Play by Wajdi Mouawad

Incendies is a 2003 play by Wajdi Mouawad. The play was translated into English as Scorched by Linda Gaboriau and was published in 2005 by Playwrights Canada Press.

The play was based on parts of the life of the Lebanese communist militant Souha Bechara. Charlotte Facet notes that Mouawad met with Bechara before writing the play, but adds that some of the material is adapted from Randa Chahal Sabag's film work on and with Bechara, while noting that many of the characteristics of Bechara are divided among the main characters including Jeanne and Simon, rather than Nawal alone.

It was the second part of a thematically-related, but not strictly sequential, trilogy of plays about characters of Middle Eastern origins confronting family secrets, preceded by Tideline (Littoral) and followed by Forests (Forêts).

==Plot==
Incendies follows the journey of twins Jeanne (Janine in the English translation) and Simon, as they attempt to unravel the mystery of their mother's life.

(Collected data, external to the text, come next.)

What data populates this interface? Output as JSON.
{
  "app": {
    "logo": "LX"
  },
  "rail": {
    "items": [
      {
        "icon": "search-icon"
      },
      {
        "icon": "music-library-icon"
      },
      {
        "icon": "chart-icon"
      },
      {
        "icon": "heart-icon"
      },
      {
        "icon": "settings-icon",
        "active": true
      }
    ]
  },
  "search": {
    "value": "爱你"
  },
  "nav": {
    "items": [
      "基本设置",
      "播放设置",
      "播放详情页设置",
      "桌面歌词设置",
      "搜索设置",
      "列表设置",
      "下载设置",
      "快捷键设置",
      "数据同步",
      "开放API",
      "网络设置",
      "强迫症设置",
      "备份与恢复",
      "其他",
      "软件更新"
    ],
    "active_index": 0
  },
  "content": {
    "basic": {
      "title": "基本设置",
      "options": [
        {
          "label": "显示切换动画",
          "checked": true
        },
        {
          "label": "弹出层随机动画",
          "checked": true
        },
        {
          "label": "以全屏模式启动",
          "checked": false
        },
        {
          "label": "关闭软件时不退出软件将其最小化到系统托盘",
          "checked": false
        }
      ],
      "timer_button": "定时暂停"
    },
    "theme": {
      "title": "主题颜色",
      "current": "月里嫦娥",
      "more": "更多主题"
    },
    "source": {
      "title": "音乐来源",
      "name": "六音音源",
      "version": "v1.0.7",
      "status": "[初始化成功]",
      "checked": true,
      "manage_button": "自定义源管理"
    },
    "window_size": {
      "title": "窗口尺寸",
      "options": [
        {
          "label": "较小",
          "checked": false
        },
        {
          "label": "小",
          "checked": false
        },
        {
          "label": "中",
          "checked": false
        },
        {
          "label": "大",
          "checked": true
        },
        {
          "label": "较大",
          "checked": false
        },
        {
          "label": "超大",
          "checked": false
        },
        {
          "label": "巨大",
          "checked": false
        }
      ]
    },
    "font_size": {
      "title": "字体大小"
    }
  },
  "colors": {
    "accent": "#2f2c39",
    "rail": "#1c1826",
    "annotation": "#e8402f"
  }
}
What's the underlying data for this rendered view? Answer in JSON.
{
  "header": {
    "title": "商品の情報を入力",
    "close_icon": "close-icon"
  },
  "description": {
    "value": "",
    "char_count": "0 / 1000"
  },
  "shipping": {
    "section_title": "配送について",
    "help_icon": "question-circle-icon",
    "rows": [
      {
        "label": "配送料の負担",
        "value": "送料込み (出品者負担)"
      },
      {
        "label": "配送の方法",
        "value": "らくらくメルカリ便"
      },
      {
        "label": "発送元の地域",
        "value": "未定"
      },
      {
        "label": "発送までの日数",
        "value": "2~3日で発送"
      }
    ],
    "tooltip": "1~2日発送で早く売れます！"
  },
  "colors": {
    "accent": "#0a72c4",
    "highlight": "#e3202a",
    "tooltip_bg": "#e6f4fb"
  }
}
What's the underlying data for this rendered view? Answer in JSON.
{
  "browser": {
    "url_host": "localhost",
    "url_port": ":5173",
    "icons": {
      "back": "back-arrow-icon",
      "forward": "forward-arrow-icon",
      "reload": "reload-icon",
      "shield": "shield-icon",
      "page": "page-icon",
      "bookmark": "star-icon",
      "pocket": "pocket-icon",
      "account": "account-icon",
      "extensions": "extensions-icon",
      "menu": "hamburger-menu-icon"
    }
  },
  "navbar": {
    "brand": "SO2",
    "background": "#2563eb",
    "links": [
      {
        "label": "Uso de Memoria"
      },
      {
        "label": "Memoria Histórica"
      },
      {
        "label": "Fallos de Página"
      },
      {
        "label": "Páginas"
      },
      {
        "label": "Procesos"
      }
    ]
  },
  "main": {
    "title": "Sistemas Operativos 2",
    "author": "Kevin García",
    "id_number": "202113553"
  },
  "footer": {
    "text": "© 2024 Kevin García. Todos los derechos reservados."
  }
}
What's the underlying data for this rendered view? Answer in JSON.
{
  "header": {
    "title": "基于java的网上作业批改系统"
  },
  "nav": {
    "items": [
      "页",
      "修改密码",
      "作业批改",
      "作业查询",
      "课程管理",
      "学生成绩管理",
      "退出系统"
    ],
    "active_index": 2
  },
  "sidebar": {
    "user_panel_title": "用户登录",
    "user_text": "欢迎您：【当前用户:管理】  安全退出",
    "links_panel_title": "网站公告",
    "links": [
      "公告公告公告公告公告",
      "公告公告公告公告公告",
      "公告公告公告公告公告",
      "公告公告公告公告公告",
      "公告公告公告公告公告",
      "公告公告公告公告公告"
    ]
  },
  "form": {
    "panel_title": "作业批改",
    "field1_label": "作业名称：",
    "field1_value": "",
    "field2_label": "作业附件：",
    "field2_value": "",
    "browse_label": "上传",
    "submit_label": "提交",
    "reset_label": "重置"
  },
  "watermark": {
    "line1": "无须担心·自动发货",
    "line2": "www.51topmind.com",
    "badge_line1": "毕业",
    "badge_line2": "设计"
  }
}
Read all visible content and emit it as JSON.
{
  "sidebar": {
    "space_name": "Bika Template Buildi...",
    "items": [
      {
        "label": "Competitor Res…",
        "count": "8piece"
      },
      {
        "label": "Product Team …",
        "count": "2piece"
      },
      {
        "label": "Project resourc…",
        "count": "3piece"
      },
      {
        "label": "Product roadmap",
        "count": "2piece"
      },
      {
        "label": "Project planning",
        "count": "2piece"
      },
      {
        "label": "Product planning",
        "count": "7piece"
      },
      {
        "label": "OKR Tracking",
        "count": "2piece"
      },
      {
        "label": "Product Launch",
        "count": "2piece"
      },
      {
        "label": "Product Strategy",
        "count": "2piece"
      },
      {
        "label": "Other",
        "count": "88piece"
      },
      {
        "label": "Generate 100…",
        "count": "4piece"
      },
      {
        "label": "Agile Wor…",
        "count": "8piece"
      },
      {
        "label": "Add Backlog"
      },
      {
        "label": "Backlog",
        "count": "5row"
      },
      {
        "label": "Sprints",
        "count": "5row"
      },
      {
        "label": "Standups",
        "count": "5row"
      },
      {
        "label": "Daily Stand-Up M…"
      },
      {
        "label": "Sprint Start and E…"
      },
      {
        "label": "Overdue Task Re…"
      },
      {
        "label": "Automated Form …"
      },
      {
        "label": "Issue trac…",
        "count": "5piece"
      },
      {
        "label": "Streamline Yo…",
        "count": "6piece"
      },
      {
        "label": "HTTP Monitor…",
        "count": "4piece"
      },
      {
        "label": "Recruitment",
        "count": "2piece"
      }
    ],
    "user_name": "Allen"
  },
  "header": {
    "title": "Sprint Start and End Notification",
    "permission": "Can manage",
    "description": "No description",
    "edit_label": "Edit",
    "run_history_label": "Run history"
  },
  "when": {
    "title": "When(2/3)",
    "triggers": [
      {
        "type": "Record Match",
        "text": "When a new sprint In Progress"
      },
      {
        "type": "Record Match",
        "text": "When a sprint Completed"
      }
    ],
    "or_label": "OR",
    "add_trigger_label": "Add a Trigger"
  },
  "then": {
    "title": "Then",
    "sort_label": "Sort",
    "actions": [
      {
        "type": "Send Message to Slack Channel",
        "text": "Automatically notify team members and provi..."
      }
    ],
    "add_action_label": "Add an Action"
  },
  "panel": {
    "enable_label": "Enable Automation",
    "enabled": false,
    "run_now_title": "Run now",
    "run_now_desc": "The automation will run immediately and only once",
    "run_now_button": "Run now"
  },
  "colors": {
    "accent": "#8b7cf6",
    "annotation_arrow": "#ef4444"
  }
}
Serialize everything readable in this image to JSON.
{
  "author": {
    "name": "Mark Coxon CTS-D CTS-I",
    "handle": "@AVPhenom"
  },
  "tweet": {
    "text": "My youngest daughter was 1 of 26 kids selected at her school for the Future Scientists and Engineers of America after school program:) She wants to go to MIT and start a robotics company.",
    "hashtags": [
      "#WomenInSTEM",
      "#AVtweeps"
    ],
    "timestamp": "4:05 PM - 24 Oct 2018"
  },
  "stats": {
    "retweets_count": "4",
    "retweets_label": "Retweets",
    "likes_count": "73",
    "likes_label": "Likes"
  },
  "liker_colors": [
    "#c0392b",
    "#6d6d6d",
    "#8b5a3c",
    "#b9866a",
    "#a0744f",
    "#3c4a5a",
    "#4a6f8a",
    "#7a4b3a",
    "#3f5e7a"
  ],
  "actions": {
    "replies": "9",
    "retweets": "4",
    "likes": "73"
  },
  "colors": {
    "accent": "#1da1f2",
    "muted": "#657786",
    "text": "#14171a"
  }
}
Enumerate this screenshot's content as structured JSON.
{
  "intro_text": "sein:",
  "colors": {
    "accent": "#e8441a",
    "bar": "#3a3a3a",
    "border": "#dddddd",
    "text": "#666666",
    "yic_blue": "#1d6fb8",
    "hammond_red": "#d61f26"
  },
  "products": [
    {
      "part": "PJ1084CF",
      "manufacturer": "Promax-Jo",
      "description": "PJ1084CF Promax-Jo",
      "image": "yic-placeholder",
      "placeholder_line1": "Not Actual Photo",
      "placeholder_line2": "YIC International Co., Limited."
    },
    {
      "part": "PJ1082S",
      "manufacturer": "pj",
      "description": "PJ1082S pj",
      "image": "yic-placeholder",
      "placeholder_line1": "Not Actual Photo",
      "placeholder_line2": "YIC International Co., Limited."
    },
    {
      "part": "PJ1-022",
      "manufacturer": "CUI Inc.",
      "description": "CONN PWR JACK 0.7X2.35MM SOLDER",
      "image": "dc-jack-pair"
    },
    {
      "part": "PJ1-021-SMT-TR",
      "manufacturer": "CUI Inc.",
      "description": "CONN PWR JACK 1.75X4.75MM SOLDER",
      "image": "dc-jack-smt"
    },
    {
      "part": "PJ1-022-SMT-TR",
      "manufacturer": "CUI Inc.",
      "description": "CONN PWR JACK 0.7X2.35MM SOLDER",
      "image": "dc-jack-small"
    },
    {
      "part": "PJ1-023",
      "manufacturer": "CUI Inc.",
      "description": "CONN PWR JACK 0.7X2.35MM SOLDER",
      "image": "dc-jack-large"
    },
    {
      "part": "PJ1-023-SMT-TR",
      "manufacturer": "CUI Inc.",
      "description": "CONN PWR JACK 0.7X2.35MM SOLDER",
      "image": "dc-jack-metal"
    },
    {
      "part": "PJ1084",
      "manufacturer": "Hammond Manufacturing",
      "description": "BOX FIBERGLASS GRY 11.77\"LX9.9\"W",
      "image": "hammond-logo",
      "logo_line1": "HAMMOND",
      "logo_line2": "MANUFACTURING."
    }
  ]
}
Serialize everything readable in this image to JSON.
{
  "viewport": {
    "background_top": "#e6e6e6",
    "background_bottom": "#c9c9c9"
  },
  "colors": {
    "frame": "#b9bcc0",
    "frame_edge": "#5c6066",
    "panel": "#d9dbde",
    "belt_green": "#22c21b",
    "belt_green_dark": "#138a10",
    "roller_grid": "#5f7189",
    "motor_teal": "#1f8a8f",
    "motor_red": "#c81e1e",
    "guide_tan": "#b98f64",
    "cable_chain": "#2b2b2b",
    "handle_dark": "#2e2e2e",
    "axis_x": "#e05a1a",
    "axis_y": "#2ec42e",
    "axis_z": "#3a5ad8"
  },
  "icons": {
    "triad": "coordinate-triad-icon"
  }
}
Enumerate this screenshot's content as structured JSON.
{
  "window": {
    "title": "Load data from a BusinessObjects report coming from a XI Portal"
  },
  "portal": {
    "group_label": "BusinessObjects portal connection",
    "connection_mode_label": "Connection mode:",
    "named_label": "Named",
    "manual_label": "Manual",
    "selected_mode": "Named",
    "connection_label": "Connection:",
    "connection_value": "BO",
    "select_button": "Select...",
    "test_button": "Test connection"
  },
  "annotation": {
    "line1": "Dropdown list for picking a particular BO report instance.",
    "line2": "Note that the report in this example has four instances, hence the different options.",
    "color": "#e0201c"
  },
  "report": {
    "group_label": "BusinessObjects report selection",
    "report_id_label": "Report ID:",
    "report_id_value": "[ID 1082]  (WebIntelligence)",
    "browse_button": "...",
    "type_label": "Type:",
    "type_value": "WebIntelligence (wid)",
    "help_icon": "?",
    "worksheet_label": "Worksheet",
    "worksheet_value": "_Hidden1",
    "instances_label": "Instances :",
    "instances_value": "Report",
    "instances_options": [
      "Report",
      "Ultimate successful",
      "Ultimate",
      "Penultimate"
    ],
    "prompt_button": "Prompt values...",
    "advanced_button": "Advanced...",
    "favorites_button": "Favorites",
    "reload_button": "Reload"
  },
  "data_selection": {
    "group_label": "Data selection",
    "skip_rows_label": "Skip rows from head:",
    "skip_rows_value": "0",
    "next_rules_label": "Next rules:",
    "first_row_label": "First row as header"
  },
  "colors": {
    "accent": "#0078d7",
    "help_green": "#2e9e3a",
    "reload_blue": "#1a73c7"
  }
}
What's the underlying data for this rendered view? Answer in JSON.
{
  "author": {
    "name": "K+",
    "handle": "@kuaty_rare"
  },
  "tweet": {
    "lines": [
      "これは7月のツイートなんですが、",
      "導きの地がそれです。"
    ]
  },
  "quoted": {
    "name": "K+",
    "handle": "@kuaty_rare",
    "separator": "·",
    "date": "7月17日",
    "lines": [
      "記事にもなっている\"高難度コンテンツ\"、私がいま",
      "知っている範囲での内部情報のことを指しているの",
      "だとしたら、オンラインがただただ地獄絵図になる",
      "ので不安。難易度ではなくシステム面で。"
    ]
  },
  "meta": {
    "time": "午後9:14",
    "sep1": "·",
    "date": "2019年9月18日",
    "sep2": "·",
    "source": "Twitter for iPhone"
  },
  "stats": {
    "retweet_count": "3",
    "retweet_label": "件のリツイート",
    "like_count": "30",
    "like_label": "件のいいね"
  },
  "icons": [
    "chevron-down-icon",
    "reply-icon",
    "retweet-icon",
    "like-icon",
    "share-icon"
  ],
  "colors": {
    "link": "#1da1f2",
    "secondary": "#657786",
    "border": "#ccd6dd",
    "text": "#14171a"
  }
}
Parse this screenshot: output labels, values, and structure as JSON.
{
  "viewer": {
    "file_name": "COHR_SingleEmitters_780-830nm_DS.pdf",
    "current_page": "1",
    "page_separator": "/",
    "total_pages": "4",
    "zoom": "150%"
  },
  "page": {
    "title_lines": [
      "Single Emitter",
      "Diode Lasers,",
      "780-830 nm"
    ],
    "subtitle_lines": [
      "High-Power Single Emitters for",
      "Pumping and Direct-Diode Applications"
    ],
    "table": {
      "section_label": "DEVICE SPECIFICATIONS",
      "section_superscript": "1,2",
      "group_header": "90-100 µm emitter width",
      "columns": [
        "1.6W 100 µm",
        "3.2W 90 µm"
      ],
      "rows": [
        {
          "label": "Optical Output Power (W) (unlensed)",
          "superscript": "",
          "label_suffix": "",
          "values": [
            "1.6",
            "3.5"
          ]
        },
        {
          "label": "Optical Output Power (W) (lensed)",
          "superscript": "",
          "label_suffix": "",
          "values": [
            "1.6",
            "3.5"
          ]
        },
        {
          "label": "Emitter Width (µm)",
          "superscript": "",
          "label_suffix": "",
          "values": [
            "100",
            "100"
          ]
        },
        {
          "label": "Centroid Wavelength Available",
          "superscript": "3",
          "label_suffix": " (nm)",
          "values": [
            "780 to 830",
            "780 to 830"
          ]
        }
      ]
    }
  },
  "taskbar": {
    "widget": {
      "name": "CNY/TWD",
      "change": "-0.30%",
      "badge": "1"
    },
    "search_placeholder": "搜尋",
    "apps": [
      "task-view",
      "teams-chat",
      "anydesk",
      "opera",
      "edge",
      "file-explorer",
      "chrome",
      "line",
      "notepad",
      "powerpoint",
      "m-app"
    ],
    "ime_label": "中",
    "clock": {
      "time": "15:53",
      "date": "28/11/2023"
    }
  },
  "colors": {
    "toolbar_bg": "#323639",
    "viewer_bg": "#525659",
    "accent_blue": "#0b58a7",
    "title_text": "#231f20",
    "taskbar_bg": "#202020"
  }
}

When Jeanne and Simon Marwan lose their mother, Nawal, they are instead left with a difficult mission that sends them on a journey to the Middle East in pursuit of their tangled roots and a long-lost brother.

==Awards==
The 2007 production at the Tarragon Theatre in Toronto won two Dora Mavor Moore Awards, including Best Play and Best Director (for Richard Rose). The production has been remounted several times and went on a cross-Canada tour in 2008-2009.

==Film version==
Incendies was adapted into a 2010 film of the same title by Denis Villeneuve. It stars Mélissa Désormeaux-Poulin, Maxim Gaudette, and Lubna Azabal. It was nominated for the 2011 Academy Award in the Best Foreign Language Film category, and won the Genie Award for Best Motion Picture at the 31st Genie Awards.

==Other productions==
A 2024 production for Montreal's Théâtre Duceppe starred Neil Elias and Sabrina Bégin Tejada as Simon and Jeanne.